Current testing shows that most functions in R2020b (or 20a) work correctly on Ampere cards although there is some incorrect behaviour for convolutional neural networks. Performance is somewhat reduced.
  5 Comments
Walter Roberson
Walter Roberson on 30 Nov 2020
Mathworks seldom updates functionality significantly in-between releases. Mathworks is expecting to release an R2020b update that supports Apple M1, which is a break with tradition, so I cannot say that definitely support for the Ampere line will have to wait for at least R2021a... but that would be much more typical of how Mathworks does business.
MATLAB R20xxA releases are typically the Wednesday before the vernal equinox (that is, a few days before the start of Spring), so most typical would be March 17, 2021. But that has been known to vary a little, so it might wait until Friday March 19, 2021. (Do you need the time of day?
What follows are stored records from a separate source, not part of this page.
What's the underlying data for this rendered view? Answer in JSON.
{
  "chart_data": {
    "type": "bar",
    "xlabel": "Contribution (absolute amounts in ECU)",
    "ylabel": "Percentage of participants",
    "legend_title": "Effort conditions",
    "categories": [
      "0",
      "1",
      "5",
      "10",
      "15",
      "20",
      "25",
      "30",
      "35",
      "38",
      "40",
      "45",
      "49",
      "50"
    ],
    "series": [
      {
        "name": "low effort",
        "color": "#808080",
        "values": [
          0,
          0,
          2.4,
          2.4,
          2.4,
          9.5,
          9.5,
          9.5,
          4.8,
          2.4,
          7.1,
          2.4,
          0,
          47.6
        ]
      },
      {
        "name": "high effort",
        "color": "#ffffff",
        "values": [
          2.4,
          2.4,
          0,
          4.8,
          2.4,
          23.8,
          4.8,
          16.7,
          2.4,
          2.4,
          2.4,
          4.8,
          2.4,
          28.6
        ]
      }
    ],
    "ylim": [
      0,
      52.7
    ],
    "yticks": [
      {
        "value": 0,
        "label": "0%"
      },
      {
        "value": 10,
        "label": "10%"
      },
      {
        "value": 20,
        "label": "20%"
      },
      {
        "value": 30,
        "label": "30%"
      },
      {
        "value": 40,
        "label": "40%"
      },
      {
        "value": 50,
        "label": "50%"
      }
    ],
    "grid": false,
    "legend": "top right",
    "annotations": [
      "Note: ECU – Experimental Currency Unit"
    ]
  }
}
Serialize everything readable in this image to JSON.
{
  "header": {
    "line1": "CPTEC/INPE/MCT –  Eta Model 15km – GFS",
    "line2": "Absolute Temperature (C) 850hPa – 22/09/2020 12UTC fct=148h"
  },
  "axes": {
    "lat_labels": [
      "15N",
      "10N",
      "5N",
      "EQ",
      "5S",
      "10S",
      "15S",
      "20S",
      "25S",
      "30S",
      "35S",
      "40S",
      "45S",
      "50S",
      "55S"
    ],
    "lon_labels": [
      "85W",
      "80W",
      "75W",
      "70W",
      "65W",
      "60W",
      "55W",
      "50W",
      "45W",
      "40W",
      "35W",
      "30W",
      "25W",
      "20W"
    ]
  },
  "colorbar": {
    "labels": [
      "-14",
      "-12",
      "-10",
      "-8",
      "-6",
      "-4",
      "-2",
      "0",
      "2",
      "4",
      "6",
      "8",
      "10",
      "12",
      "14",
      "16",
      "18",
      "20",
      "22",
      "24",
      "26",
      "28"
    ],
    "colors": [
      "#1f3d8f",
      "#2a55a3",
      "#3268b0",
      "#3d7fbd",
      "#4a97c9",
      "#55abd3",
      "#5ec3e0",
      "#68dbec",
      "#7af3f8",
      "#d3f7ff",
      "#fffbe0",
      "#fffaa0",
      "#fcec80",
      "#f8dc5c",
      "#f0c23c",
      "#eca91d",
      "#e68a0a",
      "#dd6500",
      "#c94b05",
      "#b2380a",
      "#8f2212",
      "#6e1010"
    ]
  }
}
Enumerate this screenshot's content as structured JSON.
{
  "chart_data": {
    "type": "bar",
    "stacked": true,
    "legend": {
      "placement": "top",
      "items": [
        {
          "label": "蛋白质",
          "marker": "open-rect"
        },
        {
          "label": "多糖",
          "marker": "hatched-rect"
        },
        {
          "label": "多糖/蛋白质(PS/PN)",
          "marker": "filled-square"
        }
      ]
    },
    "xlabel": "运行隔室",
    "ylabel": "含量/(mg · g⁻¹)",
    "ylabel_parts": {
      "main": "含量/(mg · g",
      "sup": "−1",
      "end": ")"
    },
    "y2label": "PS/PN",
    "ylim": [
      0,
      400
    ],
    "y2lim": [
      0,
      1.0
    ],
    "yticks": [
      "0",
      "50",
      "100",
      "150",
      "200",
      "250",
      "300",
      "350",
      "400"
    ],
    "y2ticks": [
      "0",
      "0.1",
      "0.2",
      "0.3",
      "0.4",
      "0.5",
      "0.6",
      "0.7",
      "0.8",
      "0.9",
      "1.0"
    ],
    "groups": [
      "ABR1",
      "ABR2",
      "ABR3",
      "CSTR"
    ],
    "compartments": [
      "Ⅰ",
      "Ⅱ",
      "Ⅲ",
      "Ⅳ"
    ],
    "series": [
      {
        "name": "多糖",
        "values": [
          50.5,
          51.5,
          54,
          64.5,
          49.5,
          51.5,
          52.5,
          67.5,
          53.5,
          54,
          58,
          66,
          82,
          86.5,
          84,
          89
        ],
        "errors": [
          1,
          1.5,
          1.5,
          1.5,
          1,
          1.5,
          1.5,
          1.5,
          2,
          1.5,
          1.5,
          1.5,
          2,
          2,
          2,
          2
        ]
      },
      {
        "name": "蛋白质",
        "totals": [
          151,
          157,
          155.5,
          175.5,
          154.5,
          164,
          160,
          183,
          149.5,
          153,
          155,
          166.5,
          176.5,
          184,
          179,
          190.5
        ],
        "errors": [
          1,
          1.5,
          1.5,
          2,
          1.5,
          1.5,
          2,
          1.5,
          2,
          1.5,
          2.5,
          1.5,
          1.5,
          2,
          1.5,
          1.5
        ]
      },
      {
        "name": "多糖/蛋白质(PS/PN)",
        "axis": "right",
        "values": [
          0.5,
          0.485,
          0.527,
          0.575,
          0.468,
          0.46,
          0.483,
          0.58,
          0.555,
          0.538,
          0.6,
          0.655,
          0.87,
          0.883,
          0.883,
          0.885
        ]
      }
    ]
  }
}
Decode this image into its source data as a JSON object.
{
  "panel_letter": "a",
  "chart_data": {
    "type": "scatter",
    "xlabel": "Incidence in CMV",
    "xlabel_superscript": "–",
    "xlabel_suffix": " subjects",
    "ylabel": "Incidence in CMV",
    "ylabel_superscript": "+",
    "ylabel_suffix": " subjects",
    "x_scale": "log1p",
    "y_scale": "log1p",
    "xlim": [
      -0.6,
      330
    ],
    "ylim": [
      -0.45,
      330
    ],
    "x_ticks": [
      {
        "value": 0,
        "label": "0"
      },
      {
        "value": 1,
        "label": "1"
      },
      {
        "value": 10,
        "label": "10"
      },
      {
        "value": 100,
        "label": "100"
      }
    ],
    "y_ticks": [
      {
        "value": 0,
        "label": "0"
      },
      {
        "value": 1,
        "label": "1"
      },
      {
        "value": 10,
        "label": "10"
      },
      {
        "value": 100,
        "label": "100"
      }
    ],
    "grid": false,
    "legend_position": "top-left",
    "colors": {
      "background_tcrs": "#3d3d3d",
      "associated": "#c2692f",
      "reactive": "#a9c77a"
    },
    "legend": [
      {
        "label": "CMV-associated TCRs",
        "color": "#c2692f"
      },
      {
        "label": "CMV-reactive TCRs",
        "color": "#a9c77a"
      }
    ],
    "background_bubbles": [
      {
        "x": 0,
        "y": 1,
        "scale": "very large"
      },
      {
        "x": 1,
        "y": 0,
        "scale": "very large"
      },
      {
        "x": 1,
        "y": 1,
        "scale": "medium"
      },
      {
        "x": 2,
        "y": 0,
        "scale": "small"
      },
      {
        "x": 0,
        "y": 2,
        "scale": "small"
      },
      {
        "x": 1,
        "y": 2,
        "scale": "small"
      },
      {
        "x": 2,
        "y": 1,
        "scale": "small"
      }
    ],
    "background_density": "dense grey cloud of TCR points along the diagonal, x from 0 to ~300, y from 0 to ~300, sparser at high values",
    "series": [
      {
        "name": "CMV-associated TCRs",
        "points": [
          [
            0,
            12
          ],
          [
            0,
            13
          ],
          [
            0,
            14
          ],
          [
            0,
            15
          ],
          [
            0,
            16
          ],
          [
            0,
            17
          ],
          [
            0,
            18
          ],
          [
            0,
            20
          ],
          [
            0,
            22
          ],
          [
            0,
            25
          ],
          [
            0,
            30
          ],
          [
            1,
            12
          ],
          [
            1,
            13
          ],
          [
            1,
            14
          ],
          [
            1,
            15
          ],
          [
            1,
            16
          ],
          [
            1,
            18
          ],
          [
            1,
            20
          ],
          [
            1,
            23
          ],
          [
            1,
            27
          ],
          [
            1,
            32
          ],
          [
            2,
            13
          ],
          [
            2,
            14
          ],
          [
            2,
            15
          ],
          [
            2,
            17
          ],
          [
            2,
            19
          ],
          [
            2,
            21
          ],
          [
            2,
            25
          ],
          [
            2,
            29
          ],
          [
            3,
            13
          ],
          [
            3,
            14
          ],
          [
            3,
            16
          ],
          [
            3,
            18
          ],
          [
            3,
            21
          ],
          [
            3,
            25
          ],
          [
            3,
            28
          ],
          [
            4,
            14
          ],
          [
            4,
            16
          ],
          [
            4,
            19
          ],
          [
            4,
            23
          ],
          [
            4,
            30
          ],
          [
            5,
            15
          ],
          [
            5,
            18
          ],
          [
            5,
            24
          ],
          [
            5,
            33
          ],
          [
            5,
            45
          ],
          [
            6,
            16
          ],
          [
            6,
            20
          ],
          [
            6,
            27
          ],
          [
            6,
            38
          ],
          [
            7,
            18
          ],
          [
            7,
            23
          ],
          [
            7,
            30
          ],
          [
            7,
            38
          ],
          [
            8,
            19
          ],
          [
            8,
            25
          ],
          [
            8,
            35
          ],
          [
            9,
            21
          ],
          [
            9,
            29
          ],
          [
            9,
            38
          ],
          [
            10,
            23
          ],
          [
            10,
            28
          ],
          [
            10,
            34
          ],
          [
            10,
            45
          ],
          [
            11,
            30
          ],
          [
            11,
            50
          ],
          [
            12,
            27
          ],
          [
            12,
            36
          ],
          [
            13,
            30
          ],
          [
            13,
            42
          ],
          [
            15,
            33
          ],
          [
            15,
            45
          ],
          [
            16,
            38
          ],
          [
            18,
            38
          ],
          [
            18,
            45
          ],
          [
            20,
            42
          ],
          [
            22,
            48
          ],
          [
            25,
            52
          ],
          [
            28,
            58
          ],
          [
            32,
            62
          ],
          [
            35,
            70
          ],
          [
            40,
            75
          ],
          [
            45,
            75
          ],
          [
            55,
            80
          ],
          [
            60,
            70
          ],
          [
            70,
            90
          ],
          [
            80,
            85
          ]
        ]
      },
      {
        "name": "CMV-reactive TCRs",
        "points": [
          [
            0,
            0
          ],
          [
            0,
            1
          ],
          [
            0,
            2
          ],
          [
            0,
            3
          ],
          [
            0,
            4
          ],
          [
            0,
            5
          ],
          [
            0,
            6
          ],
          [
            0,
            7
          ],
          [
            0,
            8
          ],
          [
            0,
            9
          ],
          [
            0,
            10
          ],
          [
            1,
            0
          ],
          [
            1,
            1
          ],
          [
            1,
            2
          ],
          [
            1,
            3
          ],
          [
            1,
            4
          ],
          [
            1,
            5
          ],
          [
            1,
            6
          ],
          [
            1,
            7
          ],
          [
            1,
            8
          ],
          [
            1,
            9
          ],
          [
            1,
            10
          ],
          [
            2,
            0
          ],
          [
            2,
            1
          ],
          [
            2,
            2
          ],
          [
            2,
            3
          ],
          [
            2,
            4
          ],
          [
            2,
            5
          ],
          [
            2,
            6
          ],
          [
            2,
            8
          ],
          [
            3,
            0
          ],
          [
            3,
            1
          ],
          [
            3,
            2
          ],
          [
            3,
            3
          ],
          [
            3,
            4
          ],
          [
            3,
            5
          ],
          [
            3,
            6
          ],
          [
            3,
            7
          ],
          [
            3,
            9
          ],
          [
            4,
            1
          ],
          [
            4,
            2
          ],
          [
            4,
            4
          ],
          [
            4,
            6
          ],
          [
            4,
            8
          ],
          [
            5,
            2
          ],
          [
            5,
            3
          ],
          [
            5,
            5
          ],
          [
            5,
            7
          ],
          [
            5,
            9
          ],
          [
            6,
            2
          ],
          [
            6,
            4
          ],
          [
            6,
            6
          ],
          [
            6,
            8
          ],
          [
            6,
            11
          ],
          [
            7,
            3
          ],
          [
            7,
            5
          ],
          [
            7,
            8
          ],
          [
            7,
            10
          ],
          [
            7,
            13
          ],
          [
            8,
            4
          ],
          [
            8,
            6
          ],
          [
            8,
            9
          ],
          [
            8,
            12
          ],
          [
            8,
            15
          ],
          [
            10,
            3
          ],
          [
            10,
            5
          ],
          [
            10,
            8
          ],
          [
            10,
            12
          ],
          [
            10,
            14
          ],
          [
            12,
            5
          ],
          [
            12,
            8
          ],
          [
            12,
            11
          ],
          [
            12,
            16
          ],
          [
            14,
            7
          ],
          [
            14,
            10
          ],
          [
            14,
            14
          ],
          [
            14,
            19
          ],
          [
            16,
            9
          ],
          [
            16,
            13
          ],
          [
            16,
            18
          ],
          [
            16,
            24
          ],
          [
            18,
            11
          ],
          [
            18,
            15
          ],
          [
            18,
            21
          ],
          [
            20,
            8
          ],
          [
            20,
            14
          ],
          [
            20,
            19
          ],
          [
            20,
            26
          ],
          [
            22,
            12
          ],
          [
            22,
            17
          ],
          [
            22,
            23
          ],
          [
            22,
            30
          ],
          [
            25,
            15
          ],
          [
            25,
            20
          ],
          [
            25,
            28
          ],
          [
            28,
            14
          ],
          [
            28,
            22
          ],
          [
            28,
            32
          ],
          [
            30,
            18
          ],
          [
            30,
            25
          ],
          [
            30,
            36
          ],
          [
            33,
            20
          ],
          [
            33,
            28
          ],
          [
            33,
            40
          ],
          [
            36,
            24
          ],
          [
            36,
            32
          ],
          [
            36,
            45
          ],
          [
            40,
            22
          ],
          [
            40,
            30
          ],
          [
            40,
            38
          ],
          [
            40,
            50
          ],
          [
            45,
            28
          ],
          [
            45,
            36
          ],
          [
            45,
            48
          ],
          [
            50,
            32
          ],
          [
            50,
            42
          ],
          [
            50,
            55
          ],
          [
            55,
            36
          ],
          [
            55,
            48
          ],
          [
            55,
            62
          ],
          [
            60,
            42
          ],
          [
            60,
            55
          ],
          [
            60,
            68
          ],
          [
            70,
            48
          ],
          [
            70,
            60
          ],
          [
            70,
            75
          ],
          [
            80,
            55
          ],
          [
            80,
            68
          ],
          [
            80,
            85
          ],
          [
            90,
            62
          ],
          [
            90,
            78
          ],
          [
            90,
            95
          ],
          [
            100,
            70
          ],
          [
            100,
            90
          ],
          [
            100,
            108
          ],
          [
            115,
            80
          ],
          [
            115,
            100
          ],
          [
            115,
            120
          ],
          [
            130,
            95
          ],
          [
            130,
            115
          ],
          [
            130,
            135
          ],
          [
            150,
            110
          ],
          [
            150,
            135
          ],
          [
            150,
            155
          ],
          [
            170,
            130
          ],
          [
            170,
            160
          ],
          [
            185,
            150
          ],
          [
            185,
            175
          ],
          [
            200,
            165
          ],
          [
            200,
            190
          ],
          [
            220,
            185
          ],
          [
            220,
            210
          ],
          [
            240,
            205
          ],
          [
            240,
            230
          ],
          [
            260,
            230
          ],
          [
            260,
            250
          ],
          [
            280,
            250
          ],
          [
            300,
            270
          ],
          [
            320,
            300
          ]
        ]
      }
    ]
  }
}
That varies more, but is typically 17:00 Eastern time for R20xxA releases, but it can take a few hours for the site to be update.)
When you say not safe, what exactly do you mean by that?
I do not know what Joss means by "safe", but the reports I see are that the NVIDIA-supplied libraries can crash and can cause wrong answers to be returned.
Reminder: Mathworks relies on NVIDIA to supply correct high-speed libraries, and does it consider it appropriate to spend their times writing their own high-speed libraries -- so if NVIDIA is supplying buggy libraries then do not expect that Mathworks will step in and write replacements that are efficient and bug-free and delivered yesterday.
Joss Knight
Joss Knight on 1 Dec 2020
Thanks Walter.
By 'safe', I mean if you're doing Deep Learning you might get wrong answers and you won't necessarily be able to tell exactly when that's going to happen. However, if everything you're doing seems to work and you're not distributing your code or doing anything safely critical, I can't stop you going ahead and using it.
I expect Ampere to be natively supported in R2021a, and a workaround for the forward compatibility issues with Deep Learning is not out of the question for a between-release update in R2020b, if we can work out how to do it. Watch this space.